Petitioner elevated case to the SC via Rule 45 (Appeal by Certiorari to the Supreme Court [on pure
question of law]). SC required Local Civil Registrar and Civil Registrar General of NSO to comment. They
commented thru the Solicitor General. Sol-Gen moves that the petition should be granted, arguing that
the rule which requires “only the husband or the wife” to attack the validity of the marriage does not
apply to a case of bigamy.

Issue: Does a foreigner husband (Fujiki) of a prior and subsisting marriage have a personality to seek
recognition in the Philippine court of a Japanese court’s judgment declaring the nullity of his wife’s
bigamous second marriage?

Ruling: Yes.

In bigamy, anyone can file a case to declare the nullity of the marriage.

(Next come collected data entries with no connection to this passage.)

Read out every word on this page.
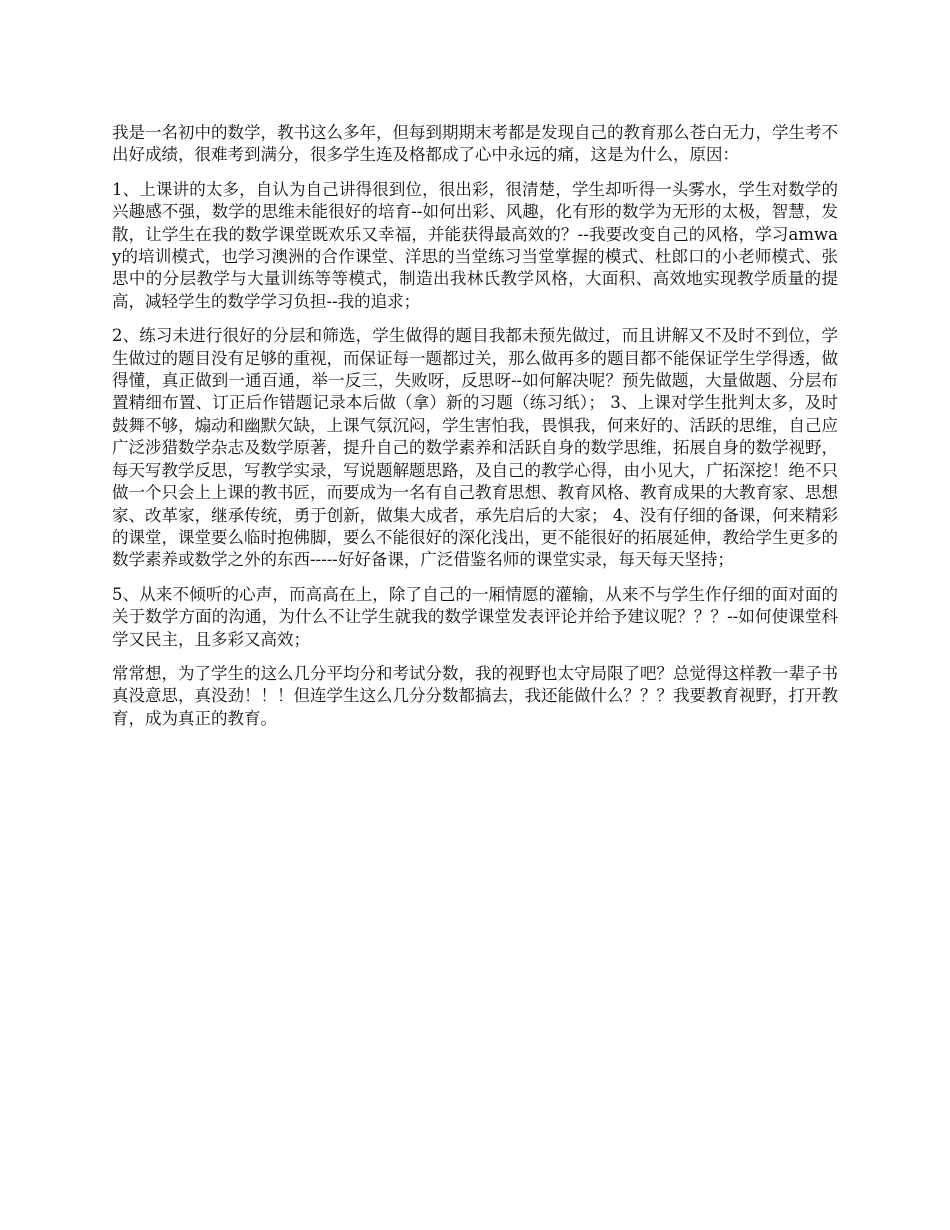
我是一名初中的数学，教书这么多年，但每到期期末考都是发现自己的教育那么苍白无力，学生考不出好成绩，很难考到满分，很多学生连及格都成了心中永远的痛，这是为什么，原因：

1、上课讲的太多，自认为自己讲得很到位，很出彩，很清楚，学生却听得一头雾水，学生对数学的兴趣感不强，数学的思维未能很好的培育--如何出彩、风趣，化有形的数学为无形的太极，智慧，发散，让学生在我的数学课堂既欢乐又幸福，并能获得最高效的？--我要改变自己的风格，学习amway的培训模式，也学习澳洲的合作课堂、洋思的当堂练习当堂掌握的模式、杜郎口的小老师模式、张思中的分层教学与大量训练等等模式，制造出我林氏教学风格，大面积、高效地实现教学质量的提高，减轻学生的数学学习负担--我的追求；

2、练习未进行很好的分层和筛选，学生做得的题目我都未预先做过，而且讲解又不及时不到位，学生做过的题目没有足够的重视，而保证每一题都过关，那么做再多的题目都不能保证学生学得透，做得懂，真正做到一通百通，举一反三，失败呀，反思呀--如何解决呢？预先做题，大量做题、分层布置精细布置、订正后作错题记录本后做（拿）新的习题（练习纸）； 3、上课对学生批判太多，及时鼓舞不够，煽动和幽默欠缺，上课气氛沉闷，学生害怕我，畏惧我，何来好的、活跃的思维，自己应广泛涉猎数学杂志及数学原著，提升自己的数学素养和活跃自身的数学思维，拓展自身的数学视野，每天写教学反思，写教学实录，写说题解题思路，及自己的教学心得，由小见大，广拓深挖！绝不只做一个只会上上课的教书匠，而要成为一名有自己教育思想、教育风格、教育成果的大教育家、思想家、改革家，继承传统，勇于创新，做集大成者，承先启后的大家； 4、没有仔细的备课，何来精彩的课堂，课堂要么临时抱佛脚，要么不能很好的深化浅出，更不能很好的拓展延伸，教给学生更多的数学素养或数学之外的东西-----好好备课，广泛借鉴名师的课堂实录，每天每天坚持；

5、从来不倾听的心声，而高高在上，除了自己的一厢情愿的灌输，从来不与学生作仔细的面对面的关于数学方面的沟通，为什么不让学生就我的数学课堂发表评论并给予建议呢？？？--如何使课堂科学又民主，且多彩又高效；

常常想，为了学生的这么几分平均分和考试分数，我的视野也太守局限了吧？总觉得这样教一辈子书真没意思，真没劲！！！但连学生这么几分分数都搞去，我还能做什么？？？我要教育视野，打开教育，成为真正的教育。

A fortiori, the injured husband
Fujiki of the prior and subsisting marriage has a right to file the case. Therefore, he has personality to
sue in the Philippines for the protection of his right. After all, bigamy is also against public policy in the
Philippines.

SC also elucidated that Philippine courts cannot substitute its judgment for the foreign judgement. Phil
court can only rule on whether to enforce such foreign judgment based on external grounds (collusion,
lack of notice, etc). However, the foreign judgement must be proven as a fact under Rule 132 in relation
to Rule 39 of the Rules of Court. Hence, Supreme Court grants the petition. The RTC is ordered to
reinstate the petition for further proceedings in accordance with this decision.